Kincaid uses several references to set up standards of behavior in the story "Girl." In the story, the mother tells her daughter that she must not sing benna in Sunday school. Benna is a type of West Indian music that draws close comparison to calypso music. The energetic tones of this type of music are in sharp comparison to the reserved nature of church and religion, and therefore, the mother tells her daughter that shse must leave this type of music for another time and place. The mention of this music is significant because it is an example that allows the reader to get a sense of the cultural context in which the story in situated.
The story relates a string of instructions a mother is giving to a girl, probably coming of age, on how to maintain herself, a household, food and other important chores. Two of the instructions are repeated throughout: the fact that the character being addressed, "Girl," should not behave like a loose woman with poor moral values and the fact that she should not sing benna on a Sunday and never in Sunday school.
Benna is a form of West Indian calypso music in which the lyrics contain gossip and present lurid, highly suggestive and libelous details about the subjects being sung about. It is, therefore, important to realize that singing songs which are blatantly rude would be offensive if sung on a holy day or in such a holy place. It would be a sin since the church's sanctity would be tarnished. Singing benna would be sacrilegious and an offense to God.

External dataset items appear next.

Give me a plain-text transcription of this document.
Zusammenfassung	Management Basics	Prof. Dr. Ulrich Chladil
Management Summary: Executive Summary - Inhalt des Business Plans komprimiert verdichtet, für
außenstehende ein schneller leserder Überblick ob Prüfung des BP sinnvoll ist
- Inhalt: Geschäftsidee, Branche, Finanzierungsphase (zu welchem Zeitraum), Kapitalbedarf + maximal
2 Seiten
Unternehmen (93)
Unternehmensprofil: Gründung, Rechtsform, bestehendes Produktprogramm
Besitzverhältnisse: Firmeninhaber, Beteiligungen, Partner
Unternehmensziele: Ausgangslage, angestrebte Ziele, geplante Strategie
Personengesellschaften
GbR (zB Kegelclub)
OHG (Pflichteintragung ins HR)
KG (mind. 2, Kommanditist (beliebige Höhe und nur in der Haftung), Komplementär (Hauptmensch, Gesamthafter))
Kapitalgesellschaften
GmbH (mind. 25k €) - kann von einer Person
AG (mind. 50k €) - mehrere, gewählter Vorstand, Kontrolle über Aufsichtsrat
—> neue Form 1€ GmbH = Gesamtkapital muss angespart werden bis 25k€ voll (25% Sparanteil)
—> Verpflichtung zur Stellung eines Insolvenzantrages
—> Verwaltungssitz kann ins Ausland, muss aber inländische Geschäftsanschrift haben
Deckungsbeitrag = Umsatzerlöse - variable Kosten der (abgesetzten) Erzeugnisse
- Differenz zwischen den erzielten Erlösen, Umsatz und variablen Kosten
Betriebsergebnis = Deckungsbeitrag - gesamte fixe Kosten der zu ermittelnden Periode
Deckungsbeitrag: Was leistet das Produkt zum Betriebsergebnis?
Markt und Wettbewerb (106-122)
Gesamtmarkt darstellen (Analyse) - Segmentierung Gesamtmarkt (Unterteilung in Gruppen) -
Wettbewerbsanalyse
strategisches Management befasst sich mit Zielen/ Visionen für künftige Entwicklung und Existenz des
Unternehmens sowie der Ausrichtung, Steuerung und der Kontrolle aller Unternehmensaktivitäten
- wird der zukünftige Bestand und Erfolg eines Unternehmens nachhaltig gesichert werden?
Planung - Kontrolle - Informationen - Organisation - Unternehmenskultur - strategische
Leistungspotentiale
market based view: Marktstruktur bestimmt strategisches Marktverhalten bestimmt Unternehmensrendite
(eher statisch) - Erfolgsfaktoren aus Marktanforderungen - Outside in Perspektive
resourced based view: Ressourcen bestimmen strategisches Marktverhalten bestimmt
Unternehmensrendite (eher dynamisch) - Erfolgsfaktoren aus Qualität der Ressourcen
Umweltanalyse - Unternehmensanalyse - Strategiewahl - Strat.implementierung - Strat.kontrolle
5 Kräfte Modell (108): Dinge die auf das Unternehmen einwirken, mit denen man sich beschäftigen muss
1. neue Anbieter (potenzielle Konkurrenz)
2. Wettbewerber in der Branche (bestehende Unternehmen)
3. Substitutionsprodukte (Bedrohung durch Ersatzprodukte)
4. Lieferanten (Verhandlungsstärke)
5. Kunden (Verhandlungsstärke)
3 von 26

Furthermore, if "Girl" (representative of all young women), should indulge her desire and unfortunately sing benna on a Sunday or in Sunday school, others will have a very low opinion of her. She will be seen as immoral and would have only herself to blame for such judgment. It is essential for the mother, who is the one giving the instructions, that her daughter present an image of good wholesomeness, of someone imbued with moral standards. The image that she projects would be a reflection of the values maintained in their household.
Girl obviously feels pressurized to behave as expected and repeatedly gives the assurance that she never does what she is constantly being warned about, i.e. singing benna on a Sunday or in Sunday school. It is ironic, however, that, at the end of the story, the mother is still not entirely satisfied that her listener has been entirely attentive and cooperative or even completely honest. When the girl asks about the possibility of the baker not allowing her to touch the bread to test its freshness, she asks:
You mean to say that after all you are really going to be the kind of woman who the baker won’t let near the bread?
The implication is, obviously, that even after all the advice she has given her, her listener would still be seen as having no morals and would be harshly judged for it when she got older.